Ese es el desafío de toda persona que aspire a albergar una cierta bondad en su interior. Un doble deber que, quien conoce el bien, sabe perfectamente que es placer: hacer el bien como individuo y defender un genuino y reflexionado progreso social. Este reto es atemporal. Debe desarrollarse a lo largo de la experiencia vital, moldeando la conciencia de la realidad. El bondadoso sitúa la ética, en su carácter universal, como la única ley natural, superior a todas las impuestas por hombres y mujeres. Tampoco se trata de una decisión obcecada, como la que suele asumir que acoge una determinada ideología: practicar el bien hacia los demás implica distinción de matices y verdades mediante nuestra capacidad individual para pensar, y es este proceso de distinción el que nos libera de las ataduras de seguir instrucciones.

Quienes dudan de la correcta inclinación de una independencia ética –que no necesariamente moral­– olvidan que el Estado de Derecho y los Derechos Humanos que hoy disfrutan no son el fruto exclusivo de un pacto entre juristas y fuerzas con poder, sino la consecuencia de unas circunstancias determinadas que hicieron posible la aplicación de unos principios que cuando unas pocas personas los enunciaron fueron considerados, como mínimo, atrevidos, cuando no ideas subversivas.

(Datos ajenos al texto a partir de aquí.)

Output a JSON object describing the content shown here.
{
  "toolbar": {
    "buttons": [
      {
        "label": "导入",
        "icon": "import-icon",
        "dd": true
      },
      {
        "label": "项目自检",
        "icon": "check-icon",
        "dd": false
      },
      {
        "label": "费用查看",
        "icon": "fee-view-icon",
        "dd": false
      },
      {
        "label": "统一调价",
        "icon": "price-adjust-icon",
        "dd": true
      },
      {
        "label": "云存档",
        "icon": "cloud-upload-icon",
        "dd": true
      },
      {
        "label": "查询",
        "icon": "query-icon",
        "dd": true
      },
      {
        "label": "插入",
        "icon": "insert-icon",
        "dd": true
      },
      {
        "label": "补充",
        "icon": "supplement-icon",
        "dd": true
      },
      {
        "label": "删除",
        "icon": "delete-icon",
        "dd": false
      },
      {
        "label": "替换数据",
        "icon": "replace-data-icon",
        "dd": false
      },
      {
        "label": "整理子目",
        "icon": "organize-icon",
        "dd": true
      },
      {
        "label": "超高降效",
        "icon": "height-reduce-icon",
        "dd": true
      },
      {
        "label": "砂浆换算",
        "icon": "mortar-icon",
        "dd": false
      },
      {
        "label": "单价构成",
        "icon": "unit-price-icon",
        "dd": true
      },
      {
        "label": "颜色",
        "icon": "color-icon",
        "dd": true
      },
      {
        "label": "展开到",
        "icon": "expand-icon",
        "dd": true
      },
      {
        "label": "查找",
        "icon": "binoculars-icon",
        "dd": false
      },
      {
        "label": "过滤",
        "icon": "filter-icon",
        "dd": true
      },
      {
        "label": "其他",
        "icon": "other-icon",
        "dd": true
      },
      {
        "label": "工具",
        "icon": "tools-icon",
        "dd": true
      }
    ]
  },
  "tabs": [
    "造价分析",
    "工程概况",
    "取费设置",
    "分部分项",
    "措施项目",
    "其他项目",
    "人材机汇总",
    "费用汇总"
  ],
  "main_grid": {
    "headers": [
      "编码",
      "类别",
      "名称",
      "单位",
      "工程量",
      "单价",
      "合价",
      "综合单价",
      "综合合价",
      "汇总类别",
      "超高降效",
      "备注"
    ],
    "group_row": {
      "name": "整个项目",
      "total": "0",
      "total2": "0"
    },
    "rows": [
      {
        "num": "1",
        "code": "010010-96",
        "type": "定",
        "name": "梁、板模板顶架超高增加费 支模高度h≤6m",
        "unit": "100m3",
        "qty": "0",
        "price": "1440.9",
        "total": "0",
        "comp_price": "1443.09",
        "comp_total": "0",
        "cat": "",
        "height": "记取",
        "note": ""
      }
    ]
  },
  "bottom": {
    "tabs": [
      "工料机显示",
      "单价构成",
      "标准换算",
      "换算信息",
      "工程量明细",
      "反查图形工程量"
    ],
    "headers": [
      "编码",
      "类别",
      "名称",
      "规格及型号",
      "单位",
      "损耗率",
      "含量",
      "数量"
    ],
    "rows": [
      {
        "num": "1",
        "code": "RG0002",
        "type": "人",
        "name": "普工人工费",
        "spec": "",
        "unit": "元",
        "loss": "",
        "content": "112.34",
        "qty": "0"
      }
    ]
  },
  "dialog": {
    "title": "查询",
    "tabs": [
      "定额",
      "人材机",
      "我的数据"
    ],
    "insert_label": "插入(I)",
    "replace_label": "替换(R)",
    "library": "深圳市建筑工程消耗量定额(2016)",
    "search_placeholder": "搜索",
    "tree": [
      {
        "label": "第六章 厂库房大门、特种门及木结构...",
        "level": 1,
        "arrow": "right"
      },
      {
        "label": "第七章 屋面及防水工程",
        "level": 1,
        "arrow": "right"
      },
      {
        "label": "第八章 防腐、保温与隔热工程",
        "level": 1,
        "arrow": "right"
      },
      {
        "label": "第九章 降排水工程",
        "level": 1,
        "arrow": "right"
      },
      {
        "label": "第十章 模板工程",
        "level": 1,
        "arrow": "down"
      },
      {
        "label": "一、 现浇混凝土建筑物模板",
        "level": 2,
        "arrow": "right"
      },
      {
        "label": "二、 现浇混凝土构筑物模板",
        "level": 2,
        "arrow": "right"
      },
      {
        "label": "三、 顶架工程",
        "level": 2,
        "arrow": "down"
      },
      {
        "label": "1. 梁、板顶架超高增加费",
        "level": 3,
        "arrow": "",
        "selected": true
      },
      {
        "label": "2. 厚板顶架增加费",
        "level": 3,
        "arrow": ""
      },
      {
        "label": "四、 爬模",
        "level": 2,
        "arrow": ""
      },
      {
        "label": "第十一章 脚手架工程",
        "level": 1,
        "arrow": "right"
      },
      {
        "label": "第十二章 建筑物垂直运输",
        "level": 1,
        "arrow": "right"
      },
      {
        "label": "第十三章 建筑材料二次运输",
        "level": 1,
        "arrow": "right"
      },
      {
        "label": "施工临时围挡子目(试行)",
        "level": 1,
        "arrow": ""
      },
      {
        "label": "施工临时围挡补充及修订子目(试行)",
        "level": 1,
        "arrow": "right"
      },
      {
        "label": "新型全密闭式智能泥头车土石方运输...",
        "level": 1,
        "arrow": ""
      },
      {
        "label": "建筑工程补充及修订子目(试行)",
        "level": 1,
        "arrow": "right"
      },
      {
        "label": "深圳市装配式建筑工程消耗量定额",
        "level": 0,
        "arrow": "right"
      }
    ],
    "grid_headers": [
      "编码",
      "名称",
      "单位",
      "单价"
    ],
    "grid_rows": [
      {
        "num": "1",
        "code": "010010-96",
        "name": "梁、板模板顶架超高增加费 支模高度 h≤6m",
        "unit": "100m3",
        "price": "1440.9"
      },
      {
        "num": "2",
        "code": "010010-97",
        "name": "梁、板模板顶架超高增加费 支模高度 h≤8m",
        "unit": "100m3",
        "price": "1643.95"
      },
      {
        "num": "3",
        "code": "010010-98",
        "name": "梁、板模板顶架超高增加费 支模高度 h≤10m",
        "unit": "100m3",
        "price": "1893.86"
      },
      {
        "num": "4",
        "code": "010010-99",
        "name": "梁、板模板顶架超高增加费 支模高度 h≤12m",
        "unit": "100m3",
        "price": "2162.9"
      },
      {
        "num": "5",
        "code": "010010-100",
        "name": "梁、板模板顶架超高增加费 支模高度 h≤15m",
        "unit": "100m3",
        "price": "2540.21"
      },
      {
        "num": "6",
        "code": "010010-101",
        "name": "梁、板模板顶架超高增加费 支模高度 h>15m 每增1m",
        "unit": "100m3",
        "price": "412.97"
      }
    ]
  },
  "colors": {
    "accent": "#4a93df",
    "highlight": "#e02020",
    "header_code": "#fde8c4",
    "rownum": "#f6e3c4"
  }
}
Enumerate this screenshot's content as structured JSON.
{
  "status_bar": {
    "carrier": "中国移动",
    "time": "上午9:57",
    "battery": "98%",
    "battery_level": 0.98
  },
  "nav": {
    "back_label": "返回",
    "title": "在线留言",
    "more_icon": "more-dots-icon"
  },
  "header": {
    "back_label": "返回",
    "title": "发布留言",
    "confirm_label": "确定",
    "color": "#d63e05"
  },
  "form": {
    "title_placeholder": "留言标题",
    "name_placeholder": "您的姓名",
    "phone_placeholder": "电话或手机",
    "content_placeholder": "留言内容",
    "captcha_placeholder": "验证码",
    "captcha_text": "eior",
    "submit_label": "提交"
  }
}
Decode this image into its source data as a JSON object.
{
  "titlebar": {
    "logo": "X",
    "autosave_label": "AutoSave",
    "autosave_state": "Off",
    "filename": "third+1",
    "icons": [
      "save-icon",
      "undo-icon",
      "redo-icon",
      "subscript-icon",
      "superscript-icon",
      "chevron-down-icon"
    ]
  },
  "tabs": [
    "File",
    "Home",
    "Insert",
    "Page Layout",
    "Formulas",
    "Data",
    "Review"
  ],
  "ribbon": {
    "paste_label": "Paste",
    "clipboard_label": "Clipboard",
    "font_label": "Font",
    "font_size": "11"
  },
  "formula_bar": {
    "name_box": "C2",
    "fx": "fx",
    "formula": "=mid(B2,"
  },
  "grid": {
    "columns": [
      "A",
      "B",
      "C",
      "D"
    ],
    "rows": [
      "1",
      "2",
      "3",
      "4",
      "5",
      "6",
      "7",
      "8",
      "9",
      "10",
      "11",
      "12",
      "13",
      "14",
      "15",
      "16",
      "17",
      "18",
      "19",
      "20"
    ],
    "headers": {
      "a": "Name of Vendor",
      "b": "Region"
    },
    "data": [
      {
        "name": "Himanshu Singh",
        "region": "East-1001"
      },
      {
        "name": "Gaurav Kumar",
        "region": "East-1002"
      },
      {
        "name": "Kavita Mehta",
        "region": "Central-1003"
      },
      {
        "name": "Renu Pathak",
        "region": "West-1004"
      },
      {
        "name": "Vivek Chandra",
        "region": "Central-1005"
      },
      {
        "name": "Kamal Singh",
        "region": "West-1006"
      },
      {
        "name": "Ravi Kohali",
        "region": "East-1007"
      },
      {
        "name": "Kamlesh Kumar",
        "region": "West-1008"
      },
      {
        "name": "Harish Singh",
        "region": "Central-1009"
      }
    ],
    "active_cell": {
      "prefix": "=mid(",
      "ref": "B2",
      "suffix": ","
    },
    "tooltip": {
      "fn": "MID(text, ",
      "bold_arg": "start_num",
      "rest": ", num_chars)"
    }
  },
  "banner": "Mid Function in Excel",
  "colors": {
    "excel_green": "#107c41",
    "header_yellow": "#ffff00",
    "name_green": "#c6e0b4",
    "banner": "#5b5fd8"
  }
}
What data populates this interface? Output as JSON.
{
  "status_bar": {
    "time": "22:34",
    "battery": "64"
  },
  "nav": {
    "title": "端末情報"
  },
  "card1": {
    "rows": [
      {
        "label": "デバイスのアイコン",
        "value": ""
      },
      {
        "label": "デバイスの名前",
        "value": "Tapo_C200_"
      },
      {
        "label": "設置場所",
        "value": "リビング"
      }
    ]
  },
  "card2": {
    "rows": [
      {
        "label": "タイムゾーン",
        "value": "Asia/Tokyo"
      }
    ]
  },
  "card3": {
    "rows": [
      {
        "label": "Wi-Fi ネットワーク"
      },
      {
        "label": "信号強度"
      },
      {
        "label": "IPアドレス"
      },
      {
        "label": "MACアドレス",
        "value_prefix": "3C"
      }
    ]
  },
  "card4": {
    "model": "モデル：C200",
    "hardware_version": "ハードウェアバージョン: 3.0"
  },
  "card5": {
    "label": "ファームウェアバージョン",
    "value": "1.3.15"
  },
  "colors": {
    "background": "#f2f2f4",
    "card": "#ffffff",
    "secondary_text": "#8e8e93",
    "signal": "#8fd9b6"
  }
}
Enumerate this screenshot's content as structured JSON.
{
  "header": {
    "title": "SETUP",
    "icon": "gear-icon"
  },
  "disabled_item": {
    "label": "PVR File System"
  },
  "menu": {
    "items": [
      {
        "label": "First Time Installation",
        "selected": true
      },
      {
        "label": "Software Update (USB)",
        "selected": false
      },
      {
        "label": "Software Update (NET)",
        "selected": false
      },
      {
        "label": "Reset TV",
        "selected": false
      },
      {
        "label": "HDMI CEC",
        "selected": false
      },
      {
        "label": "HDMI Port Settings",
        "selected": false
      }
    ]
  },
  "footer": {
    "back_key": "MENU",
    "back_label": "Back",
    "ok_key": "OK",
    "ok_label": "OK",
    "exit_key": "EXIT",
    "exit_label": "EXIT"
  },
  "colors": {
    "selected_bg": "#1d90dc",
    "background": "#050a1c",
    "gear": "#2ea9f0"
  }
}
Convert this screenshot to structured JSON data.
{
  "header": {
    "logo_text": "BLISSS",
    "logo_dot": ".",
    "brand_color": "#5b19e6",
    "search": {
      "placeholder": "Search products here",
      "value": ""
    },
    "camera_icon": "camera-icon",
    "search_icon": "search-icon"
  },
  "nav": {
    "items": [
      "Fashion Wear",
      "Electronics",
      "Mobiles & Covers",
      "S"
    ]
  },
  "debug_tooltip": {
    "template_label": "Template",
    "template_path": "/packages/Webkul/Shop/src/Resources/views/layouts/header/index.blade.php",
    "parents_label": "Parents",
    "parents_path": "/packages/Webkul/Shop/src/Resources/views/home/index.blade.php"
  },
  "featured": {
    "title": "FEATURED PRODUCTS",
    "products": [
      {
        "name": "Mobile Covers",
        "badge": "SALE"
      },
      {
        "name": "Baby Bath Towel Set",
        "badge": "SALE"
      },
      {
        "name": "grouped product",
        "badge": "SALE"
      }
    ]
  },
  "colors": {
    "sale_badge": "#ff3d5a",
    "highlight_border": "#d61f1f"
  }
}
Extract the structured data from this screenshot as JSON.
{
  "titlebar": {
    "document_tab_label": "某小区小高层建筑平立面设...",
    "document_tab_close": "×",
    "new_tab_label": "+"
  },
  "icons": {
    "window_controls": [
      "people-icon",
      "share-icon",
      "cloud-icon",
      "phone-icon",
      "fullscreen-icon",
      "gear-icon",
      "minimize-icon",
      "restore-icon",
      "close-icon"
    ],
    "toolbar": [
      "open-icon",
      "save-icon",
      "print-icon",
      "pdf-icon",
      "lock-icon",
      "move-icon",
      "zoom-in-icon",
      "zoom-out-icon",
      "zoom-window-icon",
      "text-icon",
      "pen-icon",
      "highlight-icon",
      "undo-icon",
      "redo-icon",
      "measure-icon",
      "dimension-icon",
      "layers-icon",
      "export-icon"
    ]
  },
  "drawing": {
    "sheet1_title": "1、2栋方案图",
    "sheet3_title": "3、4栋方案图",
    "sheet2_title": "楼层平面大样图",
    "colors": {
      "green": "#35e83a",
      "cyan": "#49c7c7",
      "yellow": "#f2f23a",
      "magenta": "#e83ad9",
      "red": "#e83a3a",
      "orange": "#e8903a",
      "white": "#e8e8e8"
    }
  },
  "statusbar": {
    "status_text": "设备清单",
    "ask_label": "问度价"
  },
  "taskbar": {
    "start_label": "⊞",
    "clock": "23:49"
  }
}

Así se construye el verdadero progreso, ese mismo avance humano y humanístico que, con toda su carga de dificultad para socializarse, posee siempre un potente signo ético positivo. Es la banalidad del bien. El bien es trivial, simplemente se hace. Nadie es loado por ayudar a un desconocido en un apuro cuando el auxilio está en su mano, salvo en los casos heroicos o que han cambiado las creencias de nuestro tiempo. Cuando los eruditos de la Escuela de Salamanca defendieron un compromiso legal de la Corona hispánica en favor de la igualdad entre europeos e indígenas americanos enunciaron las bases de los derechos universales que dos siglos después defendieron los revolucionarios franceses.

Derechos como la inviolabilidad del domicilio, el habeas corpus, el feminismo o la no discriminación por razones biológicas, culturales o de cualquier otra índole, entre tantos, han surgido de la mano de personas con una pizca de bondad y sentido de lo común que tuvieron el coraje de no mirar hacia otro lado y hablar claro. O actuar con determinación, como por ejemplo, los casos de Irena Sendlerowa, Oskar Schindler y Ángel Sanz Briz, quienes ayudaron a miles de judíos a escapar de una muerte segura de la mano del régimen nazi en un desafío frontal a las leyes de su época y territorio. A nuestro alrededor seguimos teniendo retos cotidianos en los que participar como personas y como ciudadanos. No es la historia que se repite, sino que continúa hasta que la resolvamos o nos extingamos como especie.